When Maximilian died, his son Rudolf II continued to work with Arcimboldo, commissioning him primarily as a court portraitist. Arcimboldo’s absence from Milan coincided with the reign of a particularly stern Milanese archbishop who had little patience for local artists who incorporated humor into their work. The Hapsburgs, on the other hand, welcomed imaginative works. They promoted an avant-garde atmosphere in their court, and encouraged artists and intellectuals alike to think and act progressively.
According to accounts of colleagues and contemporaries, Arcimboldo embraced anything capricciosa, or whimsical. Whether it meant he was inventing a new instrument, writing poetry, or inventing wild costumes for royal pageants, the artist brought the fantastic to life. Yet it is more than just a sort of creative gimmick. Naturalism plays a key role in these pieces. Arcimboldo not only catalogued the flora and fauna, but related them to the human subject in a way that highlights his acumen. “Every plant, every grass, every flower is recognizable from a scientific point of view,” says Lucia Tomasi Tongiorgi, an art historian at the University of Pisa. “That’s not a joke. It’s knowledge.”

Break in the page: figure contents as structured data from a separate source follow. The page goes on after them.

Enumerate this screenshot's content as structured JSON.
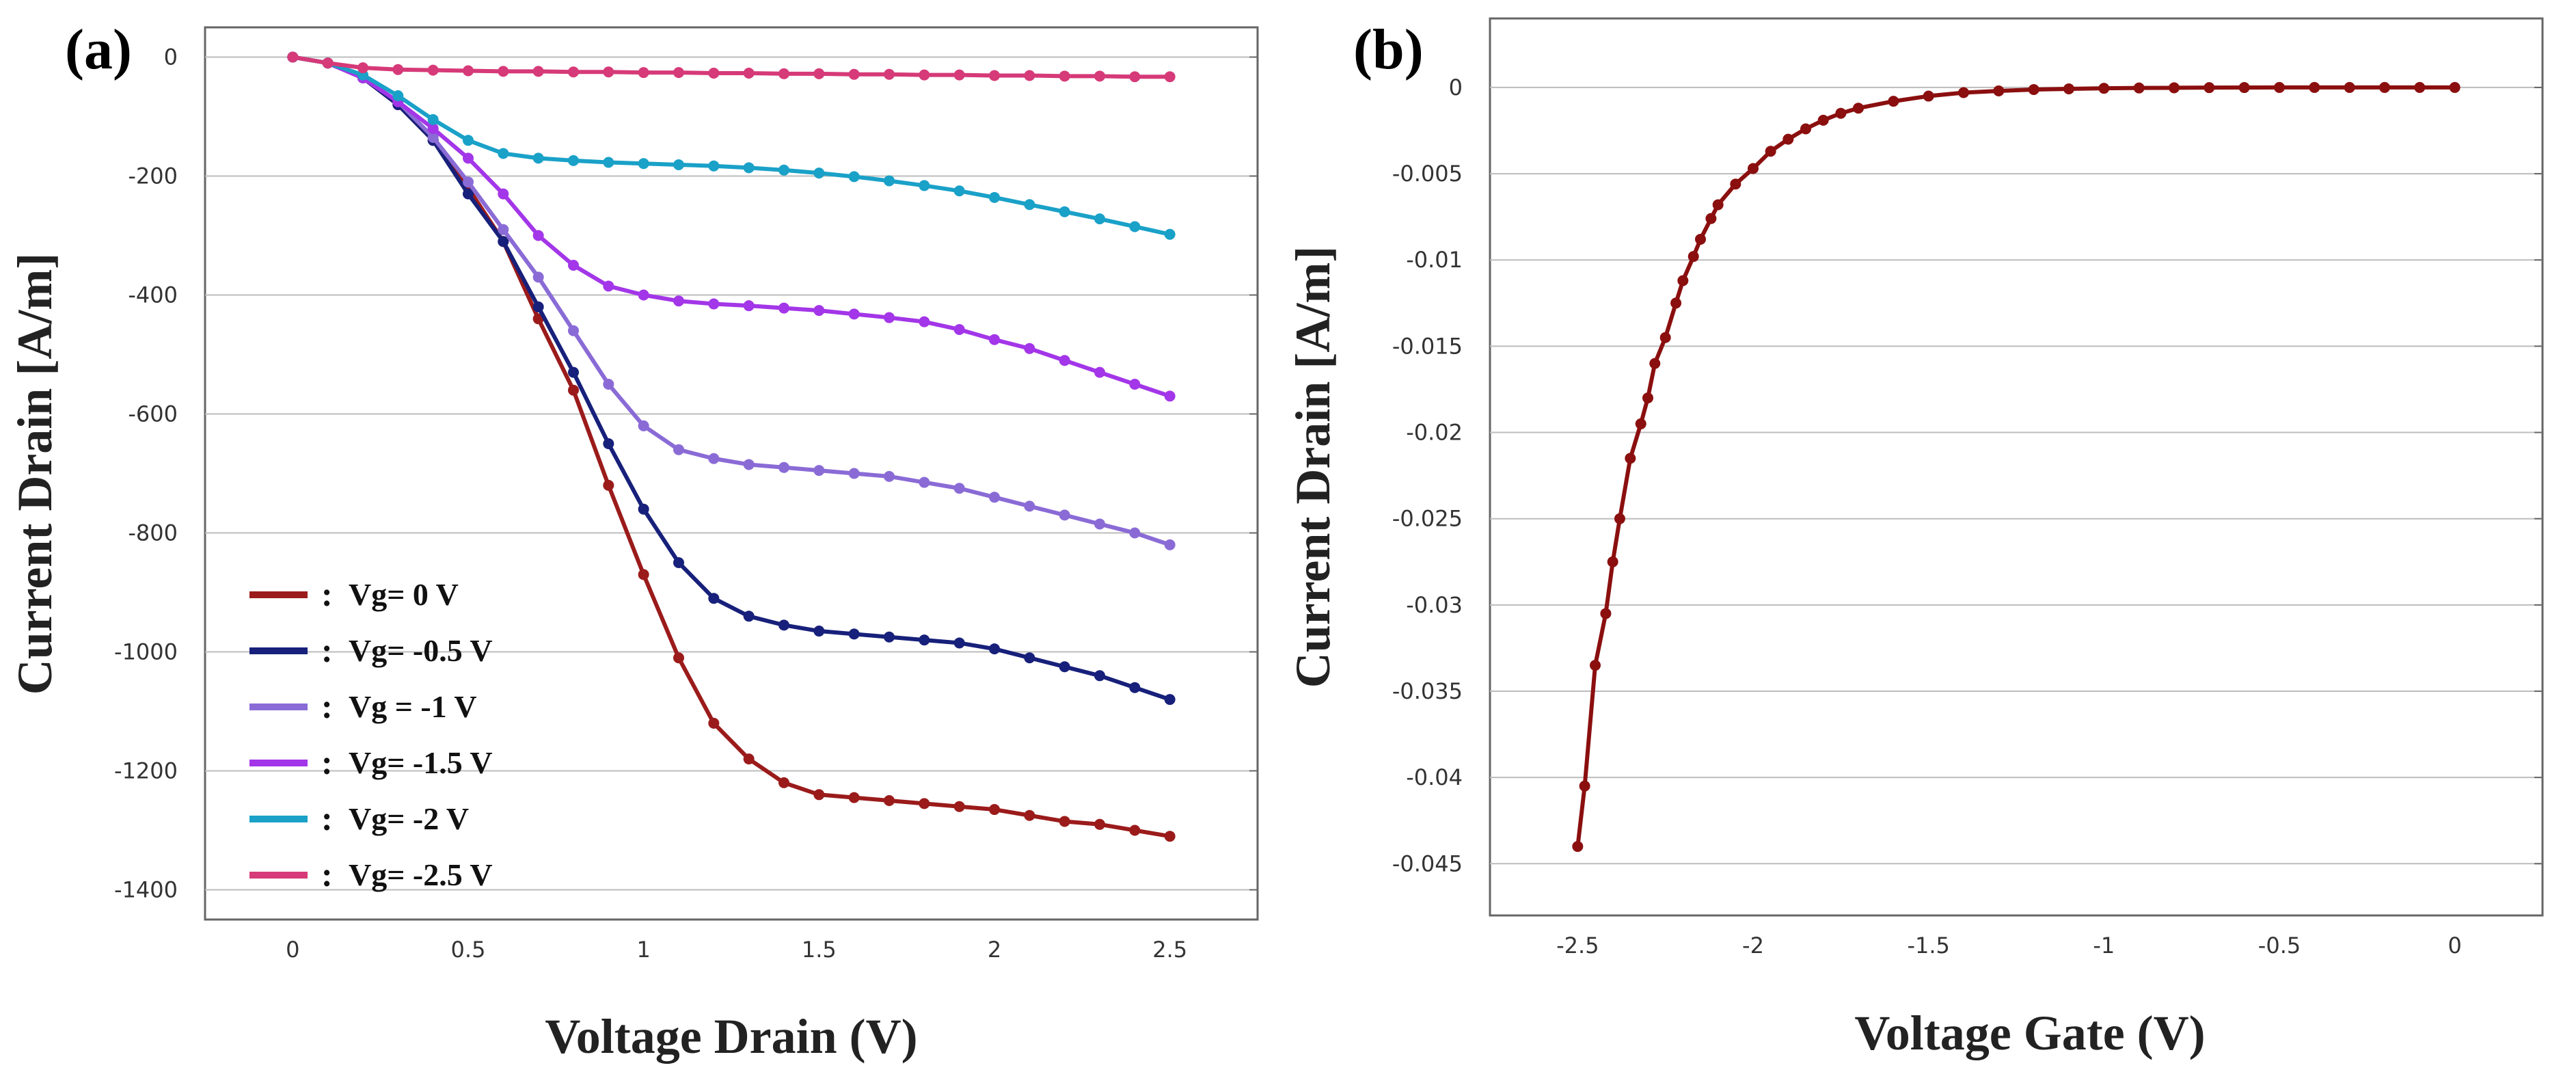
{
  "chart_data": [
    {
      "panel": "(a)",
      "type": "line",
      "xlabel": "Voltage Drain (V)",
      "ylabel": "Current Drain [A/m]",
      "xlim": [
        -0.25,
        2.75
      ],
      "ylim": [
        -1450,
        50
      ],
      "xticks": [
        0,
        0.5,
        1,
        1.5,
        2,
        2.5
      ],
      "xtick_labels": [
        "0",
        "0.5",
        "1",
        "1.5",
        "2",
        "2.5"
      ],
      "yticks": [
        0,
        -200,
        -400,
        -600,
        -800,
        -1000,
        -1200,
        -1400
      ],
      "ytick_labels": [
        "0",
        "-200",
        "-400",
        "-600",
        "-800",
        "-1000",
        "-1200",
        "-1400"
      ],
      "grid": "horizontal",
      "legend_position": "bottom-left",
      "series": [
        {
          "name": "Vg=  0 V",
          "color": "#9b1b1b",
          "x": [
            0,
            0.1,
            0.2,
            0.3,
            0.4,
            0.5,
            0.6,
            0.7,
            0.8,
            0.9,
            1.0,
            1.1,
            1.2,
            1.3,
            1.4,
            1.5,
            1.6,
            1.7,
            1.8,
            1.9,
            2.0,
            2.1,
            2.2,
            2.3,
            2.4,
            2.5
          ],
          "y": [
            0,
            -10,
            -35,
            -80,
            -140,
            -220,
            -310,
            -440,
            -560,
            -720,
            -870,
            -1010,
            -1120,
            -1180,
            -1220,
            -1240,
            -1245,
            -1250,
            -1255,
            -1260,
            -1265,
            -1275,
            -1285,
            -1290,
            -1300,
            -1310
          ]
        },
        {
          "name": "Vg= -0.5 V",
          "color": "#17207a",
          "x": [
            0,
            0.1,
            0.2,
            0.3,
            0.4,
            0.5,
            0.6,
            0.7,
            0.8,
            0.9,
            1.0,
            1.1,
            1.2,
            1.3,
            1.4,
            1.5,
            1.6,
            1.7,
            1.8,
            1.9,
            2.0,
            2.1,
            2.2,
            2.3,
            2.4,
            2.5
          ],
          "y": [
            0,
            -10,
            -35,
            -80,
            -140,
            -230,
            -310,
            -420,
            -530,
            -650,
            -760,
            -850,
            -910,
            -940,
            -955,
            -965,
            -970,
            -975,
            -980,
            -985,
            -995,
            -1010,
            -1025,
            -1040,
            -1060,
            -1080
          ]
        },
        {
          "name": "Vg = -1 V",
          "color": "#8a6bd6",
          "x": [
            0,
            0.1,
            0.2,
            0.3,
            0.4,
            0.5,
            0.6,
            0.7,
            0.8,
            0.9,
            1.0,
            1.1,
            1.2,
            1.3,
            1.4,
            1.5,
            1.6,
            1.7,
            1.8,
            1.9,
            2.0,
            2.1,
            2.2,
            2.3,
            2.4,
            2.5
          ],
          "y": [
            0,
            -10,
            -35,
            -75,
            -135,
            -210,
            -290,
            -370,
            -460,
            -550,
            -620,
            -660,
            -675,
            -685,
            -690,
            -695,
            -700,
            -705,
            -715,
            -725,
            -740,
            -755,
            -770,
            -785,
            -800,
            -820
          ]
        },
        {
          "name": "Vg= -1.5 V",
          "color": "#a336e8",
          "x": [
            0,
            0.1,
            0.2,
            0.3,
            0.4,
            0.5,
            0.6,
            0.7,
            0.8,
            0.9,
            1.0,
            1.1,
            1.2,
            1.3,
            1.4,
            1.5,
            1.6,
            1.7,
            1.8,
            1.9,
            2.0,
            2.1,
            2.2,
            2.3,
            2.4,
            2.5
          ],
          "y": [
            0,
            -10,
            -35,
            -75,
            -120,
            -170,
            -230,
            -300,
            -350,
            -385,
            -400,
            -410,
            -415,
            -418,
            -422,
            -426,
            -432,
            -438,
            -445,
            -458,
            -475,
            -490,
            -510,
            -530,
            -550,
            -570
          ]
        },
        {
          "name": "Vg= -2 V",
          "color": "#1aa1c8",
          "x": [
            0,
            0.1,
            0.2,
            0.3,
            0.4,
            0.5,
            0.6,
            0.7,
            0.8,
            0.9,
            1.0,
            1.1,
            1.2,
            1.3,
            1.4,
            1.5,
            1.6,
            1.7,
            1.8,
            1.9,
            2.0,
            2.1,
            2.2,
            2.3,
            2.4,
            2.5
          ],
          "y": [
            0,
            -10,
            -30,
            -65,
            -105,
            -140,
            -162,
            -170,
            -174,
            -177,
            -179,
            -181,
            -183,
            -186,
            -190,
            -195,
            -201,
            -208,
            -216,
            -225,
            -236,
            -248,
            -260,
            -272,
            -285,
            -298
          ]
        },
        {
          "name": "Vg= -2.5 V",
          "color": "#d63a78",
          "x": [
            0,
            0.1,
            0.2,
            0.3,
            0.4,
            0.5,
            0.6,
            0.7,
            0.8,
            0.9,
            1.0,
            1.1,
            1.2,
            1.3,
            1.4,
            1.5,
            1.6,
            1.7,
            1.8,
            1.9,
            2.0,
            2.1,
            2.2,
            2.3,
            2.4,
            2.5
          ],
          "y": [
            0,
            -10,
            -18,
            -21,
            -22,
            -23,
            -24,
            -24,
            -25,
            -25,
            -26,
            -26,
            -27,
            -27,
            -28,
            -28,
            -29,
            -29,
            -30,
            -30,
            -31,
            -31,
            -32,
            -32,
            -33,
            -33
          ]
        }
      ]
    },
    {
      "panel": "(b)",
      "type": "line",
      "xlabel": "Voltage Gate (V)",
      "ylabel": "Current Drain [A/m]",
      "xlim": [
        -2.75,
        0.25
      ],
      "ylim": [
        -0.048,
        0.004
      ],
      "xticks": [
        -2.5,
        -2,
        -1.5,
        -1,
        -0.5,
        0
      ],
      "xtick_labels": [
        "-2.5",
        "-2",
        "-1.5",
        "-1",
        "-0.5",
        "0"
      ],
      "yticks": [
        0,
        -0.005,
        -0.01,
        -0.015,
        -0.02,
        -0.025,
        -0.03,
        -0.035,
        -0.04,
        -0.045
      ],
      "ytick_labels": [
        "0",
        "-0.005",
        "-0.01",
        "-0.015",
        "-0.02",
        "-0.025",
        "-0.03",
        "-0.035",
        "-0.04",
        "-0.045"
      ],
      "grid": "horizontal",
      "series": [
        {
          "color": "#8b0f0f",
          "x": [
            -2.5,
            -2.48,
            -2.45,
            -2.42,
            -2.4,
            -2.38,
            -2.35,
            -2.32,
            -2.3,
            -2.28,
            -2.25,
            -2.22,
            -2.2,
            -2.17,
            -2.15,
            -2.12,
            -2.1,
            -2.05,
            -2.0,
            -1.95,
            -1.9,
            -1.85,
            -1.8,
            -1.75,
            -1.7,
            -1.6,
            -1.5,
            -1.4,
            -1.3,
            -1.2,
            -1.1,
            -1.0,
            -0.9,
            -0.8,
            -0.7,
            -0.6,
            -0.5,
            -0.4,
            -0.3,
            -0.2,
            -0.1,
            0
          ],
          "y": [
            -0.044,
            -0.0405,
            -0.0335,
            -0.0305,
            -0.0275,
            -0.025,
            -0.0215,
            -0.0195,
            -0.018,
            -0.016,
            -0.0145,
            -0.0125,
            -0.0112,
            -0.0098,
            -0.0088,
            -0.0076,
            -0.0068,
            -0.0056,
            -0.0047,
            -0.0037,
            -0.003,
            -0.0024,
            -0.0019,
            -0.0015,
            -0.0012,
            -0.0008,
            -0.0005,
            -0.0003,
            -0.0002,
            -0.00012,
            -8e-05,
            -5e-05,
            -3e-05,
            -2e-05,
            -1e-05,
            -5e-06,
            0,
            0,
            0,
            0,
            0,
            0
          ]
        }
      ]
    }
  ]
}
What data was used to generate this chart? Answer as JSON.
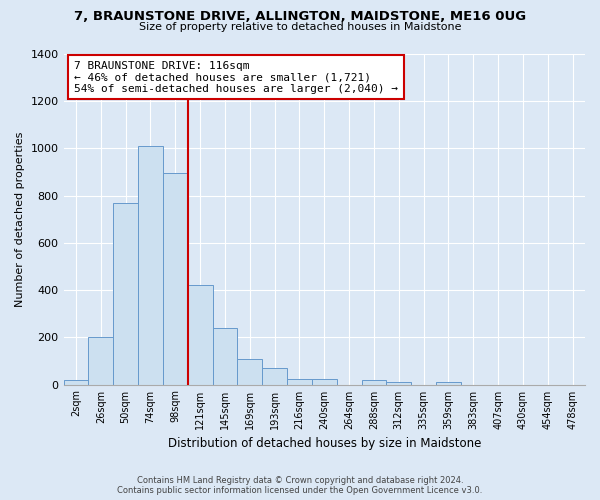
{
  "title": "7, BRAUNSTONE DRIVE, ALLINGTON, MAIDSTONE, ME16 0UG",
  "subtitle": "Size of property relative to detached houses in Maidstone",
  "xlabel": "Distribution of detached houses by size in Maidstone",
  "ylabel": "Number of detached properties",
  "bar_labels": [
    "2sqm",
    "26sqm",
    "50sqm",
    "74sqm",
    "98sqm",
    "121sqm",
    "145sqm",
    "169sqm",
    "193sqm",
    "216sqm",
    "240sqm",
    "264sqm",
    "288sqm",
    "312sqm",
    "335sqm",
    "359sqm",
    "383sqm",
    "407sqm",
    "430sqm",
    "454sqm",
    "478sqm"
  ],
  "bar_values": [
    20,
    200,
    770,
    1010,
    895,
    420,
    240,
    110,
    70,
    25,
    25,
    0,
    20,
    10,
    0,
    10,
    0,
    0,
    0,
    0,
    0
  ],
  "bar_color": "#cce0f0",
  "bar_edge_color": "#6699cc",
  "reference_line_color": "#cc0000",
  "annotation_text": "7 BRAUNSTONE DRIVE: 116sqm\n← 46% of detached houses are smaller (1,721)\n54% of semi-detached houses are larger (2,040) →",
  "annotation_box_facecolor": "#ffffff",
  "annotation_box_edge": "#cc0000",
  "ylim": [
    0,
    1400
  ],
  "yticks": [
    0,
    200,
    400,
    600,
    800,
    1000,
    1200,
    1400
  ],
  "footer_line1": "Contains HM Land Registry data © Crown copyright and database right 2024.",
  "footer_line2": "Contains public sector information licensed under the Open Government Licence v3.0.",
  "bg_color": "#dce8f5",
  "plot_bg_color": "#dce8f5",
  "grid_color": "#ffffff"
}
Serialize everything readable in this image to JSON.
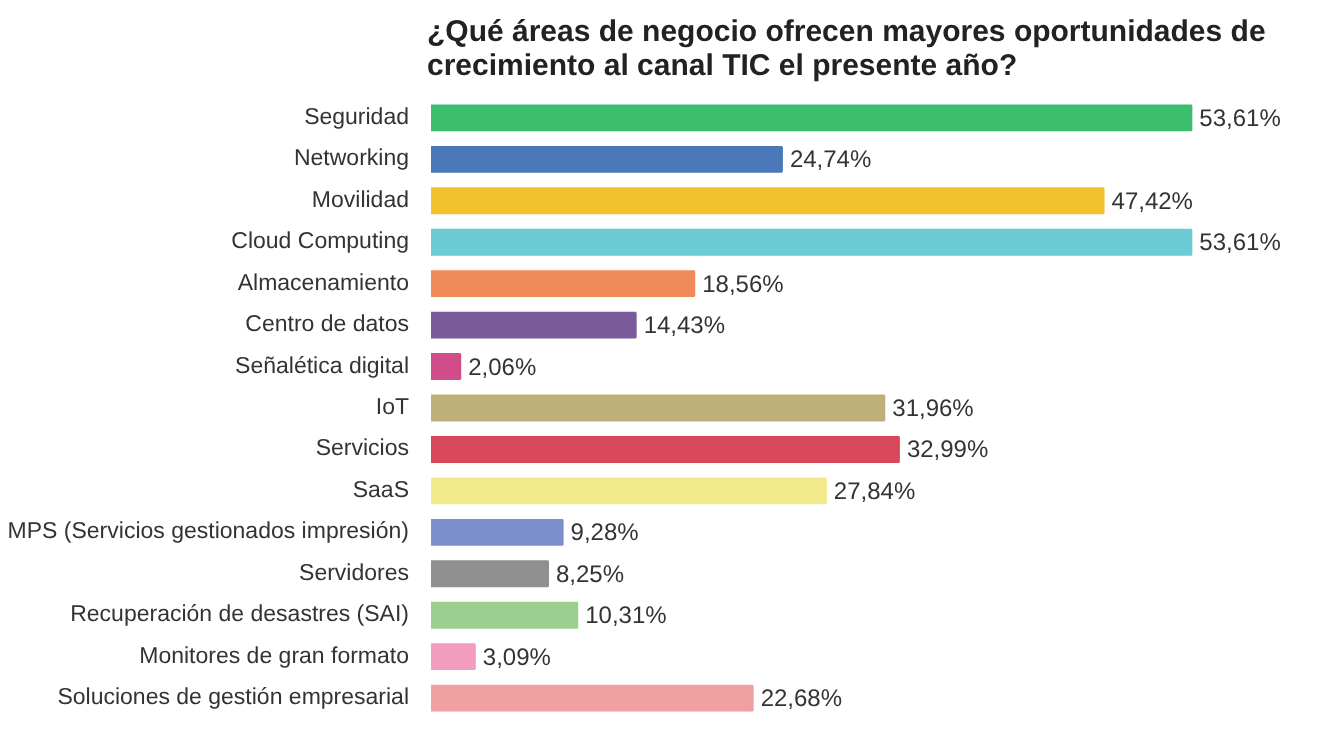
{
  "chart_data": {
    "type": "bar",
    "orientation": "horizontal",
    "title": "¿Qué áreas de negocio ofrecen mayores oportunidades de crecimiento al canal TIC el presente año?",
    "categories": [
      "Seguridad",
      "Networking",
      "Movilidad",
      "Cloud Computing",
      "Almacenamiento",
      "Centro de datos",
      "Señalética digital",
      "IoT",
      "Servicios",
      "SaaS",
      "MPS (Servicios gestionados impresión)",
      "Servidores",
      "Recuperación de desastres (SAI)",
      "Monitores de gran formato",
      "Soluciones de gestión empresarial"
    ],
    "values": [
      53.61,
      24.74,
      47.42,
      53.61,
      18.56,
      14.43,
      2.06,
      31.96,
      32.99,
      27.84,
      9.28,
      8.25,
      10.31,
      3.09,
      22.68
    ],
    "value_labels": [
      "53,61%",
      "24,74%",
      "47,42%",
      "53,61%",
      "18,56%",
      "14,43%",
      "2,06%",
      "31,96%",
      "32,99%",
      "27,84%",
      "9,28%",
      "8,25%",
      "10,31%",
      "3,09%",
      "22,68%"
    ],
    "colors": [
      "#3dbd6e",
      "#4a78b8",
      "#f2c12e",
      "#6ccbd4",
      "#f08a5a",
      "#7a5a9a",
      "#d14d8a",
      "#bfb07a",
      "#d9475a",
      "#f2e98a",
      "#7b8fcc",
      "#8f8f8f",
      "#9ccf8f",
      "#f29cc0",
      "#f0a0a0"
    ],
    "grid": false
  }
}
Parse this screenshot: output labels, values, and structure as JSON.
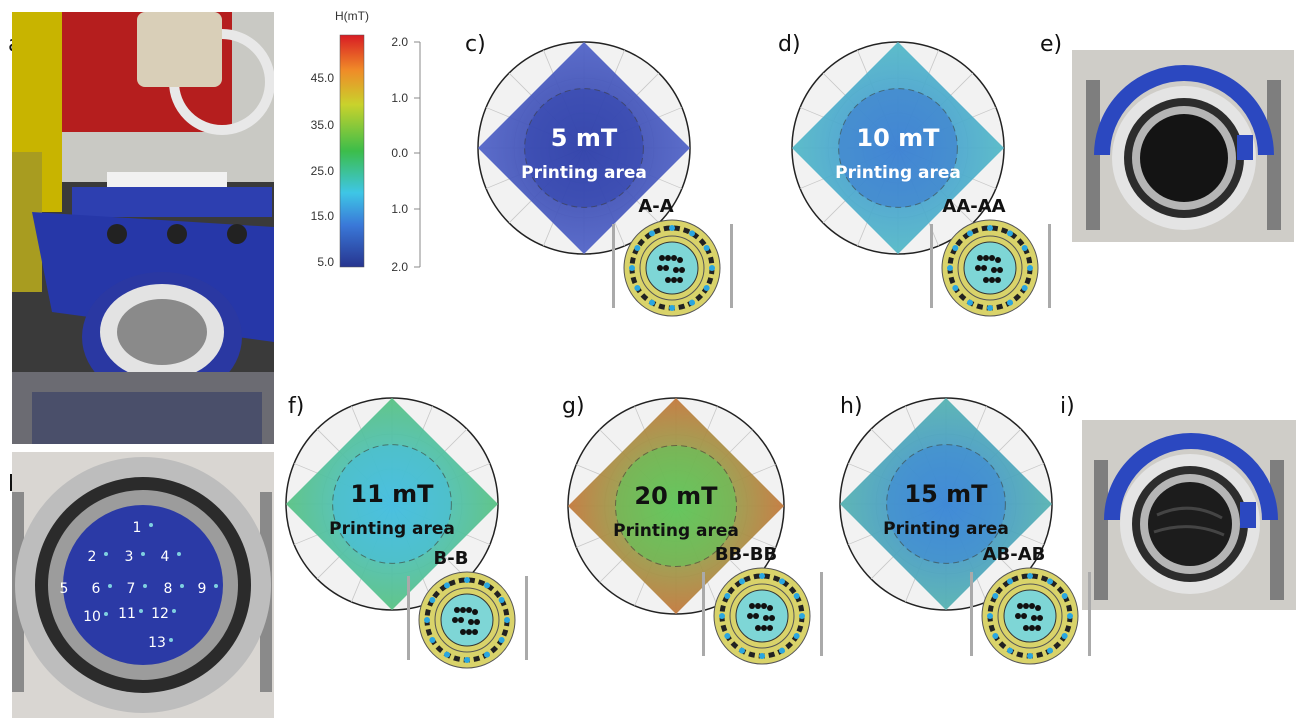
{
  "panels": {
    "a": "a)",
    "b": "b)",
    "c": "c)",
    "d": "d)",
    "e": "e)",
    "f": "f)",
    "g": "g)",
    "h": "h)",
    "i": "i)"
  },
  "colorbar": {
    "title": "H(mT)",
    "left_ticks": [
      "45.0",
      "35.0",
      "25.0",
      "15.0",
      "5.0"
    ],
    "right_ticks": [
      "2.0",
      "1.0",
      "0.0",
      "1.0",
      "2.0"
    ]
  },
  "maps": [
    {
      "id": "c",
      "value": "5 mT",
      "area": "Printing area",
      "config": "A-A",
      "label_color": "#ffffff"
    },
    {
      "id": "d",
      "value": "10 mT",
      "area": "Printing area",
      "config": "AA-AA",
      "label_color": "#ffffff"
    },
    {
      "id": "f",
      "value": "11 mT",
      "area": "Printing area",
      "config": "B-B",
      "label_color": "#111111"
    },
    {
      "id": "g",
      "value": "20 mT",
      "area": "Printing area",
      "config": "BB-BB",
      "label_color": "#111111"
    },
    {
      "id": "h",
      "value": "15 mT",
      "area": "Printing area",
      "config": "AB-AB",
      "label_color": "#111111"
    }
  ],
  "measurement_points": [
    "1",
    "2",
    "3",
    "4",
    "5",
    "6",
    "7",
    "8",
    "9",
    "10",
    "11",
    "12",
    "13"
  ]
}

Unfortunately, during the Thirty Years’ War (1618 – 1648), the private collections of the emperor were looted, and a number of Arcimboldo’s paintings were carried off. And for centuries, the once famous artist seemed almost forgotten.
Arcimboldo would remain rather obscure until the 20th century, until the rise of Surrealism reinvigorated the taste for the quirky and quixotic. Salvador Dalí and Pablo Picasso admired Arcimboldo’s work, and dubbed him the grandfather of Surrealism. Since then, his works have continued to surface, and Arcimboldo has become a celebrated artist among the world today.